A new report, by Systemiq and the Center for Global Commons at the University of Tokyo, has warned that without urgent action, the chemicals industry faces “reputational and regulatory risk and may lose its social license to operate”.
The industry’s supply-side transition requires a shift away from fossil fuels and feedstocks, enabled by green hydrogen, as well as scaling of carbon capture and storage (CCS) to capture residual emission from production processes and end of life chemicals.
The Planet Positive Chemicals report predicts that replacing fossil feedstocks will make the chemicals industry the largest global consumer of green hydrogen (up to half of all demand by 2050) and will “drive scale-up of this critical enabler of the energy transition”.
This creates economic opportunities as the site of primary chemical production for developing countries that have abundant, affordable renewable energy sources to make low-cost green hydrogen.
The report identifies several opportunities for green hydrogen to enable emissions reduction in the global chemicals industry, including through switching to renewable feedstocks and through switching to non-fossil fuel energy sources.
The report highlighted that by 2050, as much as 82% of carbon feedstock can come from alternative sources, an 89% reduction from today.
In addition, up to 234 Mt per year of green hydrogen may also be required, predominantly (99%) as feedstock for ammonia and methanol to enable use of alternative carbon feedstocks for chemical production.
Using renewable energy rather than fossil fuel to produce heat can avoid process emissions.

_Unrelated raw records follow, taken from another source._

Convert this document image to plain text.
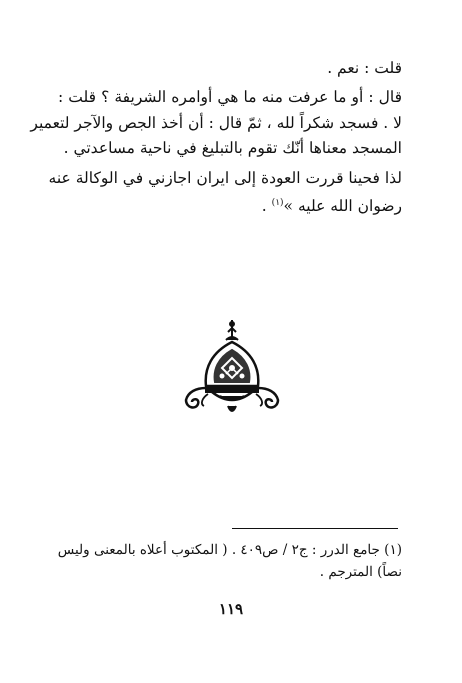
قلت : نعم .
قال : أو ما عرفت منه ما هي أوامره الشريفة ؟ قلت :
لا . فسجد شكراً لله ، ثمّ قال : أن أخذ الجص والآجر لتعمير
المسجد معناها أنّك تقوم بالتبليغ في ناحية مساعدتي .
لذا فحينا قررت العودة إلى ايران اجازني في الوكالة عنه
رضوان الله عليه »$^{(١)}$ .
(١) جامع الدرر : ج٢ / ص٤٠٩ . ( المكتوب أعلاه بالمعنى وليس
نصاً) المترجم .
١١٩
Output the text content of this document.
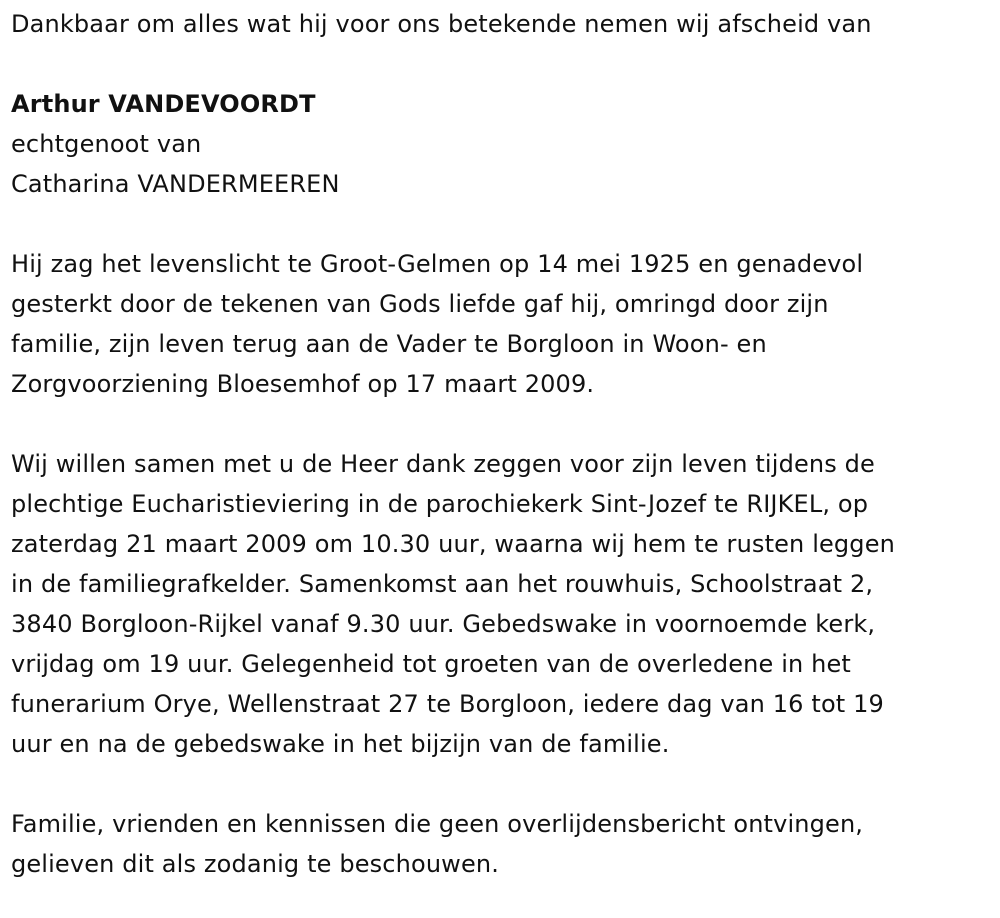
Dankbaar om alles wat hij voor ons betekende nemen wij afscheid van
Arthur VANDEVOORDT
echtgenoot van
Catharina VANDERMEEREN
Hij zag het levenslicht te Groot-Gelmen op 14 mei 1925 en genadevol
gesterkt door de tekenen van Gods liefde gaf hij, omringd door zijn
familie, zijn leven terug aan de Vader te Borgloon in Woon- en
Zorgvoorziening Bloesemhof op 17 maart 2009.
Wij willen samen met u de Heer dank zeggen voor zijn leven tijdens de
plechtige Eucharistieviering in de parochiekerk Sint-Jozef te RIJKEL, op
zaterdag 21 maart 2009 om 10.30 uur, waarna wij hem te rusten leggen
in de familiegrafkelder. Samenkomst aan het rouwhuis, Schoolstraat 2,
3840 Borgloon-Rijkel vanaf 9.30 uur. Gebedswake in voornoemde kerk,
vrijdag om 19 uur. Gelegenheid tot groeten van de overledene in het
funerarium Orye, Wellenstraat 27 te Borgloon, iedere dag van 16 tot 19
uur en na de gebedswake in het bijzijn van de familie.
Familie, vrienden en kennissen die geen overlijdensbericht ontvingen,
gelieven dit als zodanig te beschouwen.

Up to 12,000 terawatt-hours of renewable energy capacity will be required in a net zero system, although this is predominantly needed to produce green hydrogen feedstock.
Of the remainder, 4% is used for electric steam crackers and other production processes, 3% is used for carbon capture, and less than 1% is used to make green hydrogen for steam cracker heat.
Ammonia production is the largest contributor to Scope 1 and 2 emissions by the basic chemical intermediates industry today.
Continued growth in fertiliser, such as for decarbonising shipping, mean it would experience a surge in demand from 185 Mt in 2020 to more than 1000 Mt by 2050, of which three-quarters is new net zero applications.
This would be the largest demand growth of any basic chemical intermediate by 2050, representing as much as 32% of the 500 Mt per year of projected global green hydrogen demand in a net zero economy by 2050, highlighted the report.
“This is why transforming both existing and new production capacity to renewable (non-fossil) energy and feedstocks is critical to enable a sustainable future,” it stated.
Planet Positive Chemicals estimates that achieving net zero Scope 1-3 emissions by the global chemicals industry will require around $100bn a year in capex deployment between 2020-2050, 2.7x larger than capital requirements for business as usual growth of the system.
The report stated: “Firstly, adequate large-scale capital must be allocated for deployment into the system transition.
“Secondly, a network of financial intermediaries, infrastructure, products and expertise to deploy the capital must be developed.
“Thirdly, a pipeline of high-quality joint venture transformation projects are needed to create a clear track record for mainstreaming circular and low-emissions technologies.
“Achieving this will require government policy support as well as shifting perceptions of value, business models, technology risk, rates of return, and capex profiles across the chemical value chain.”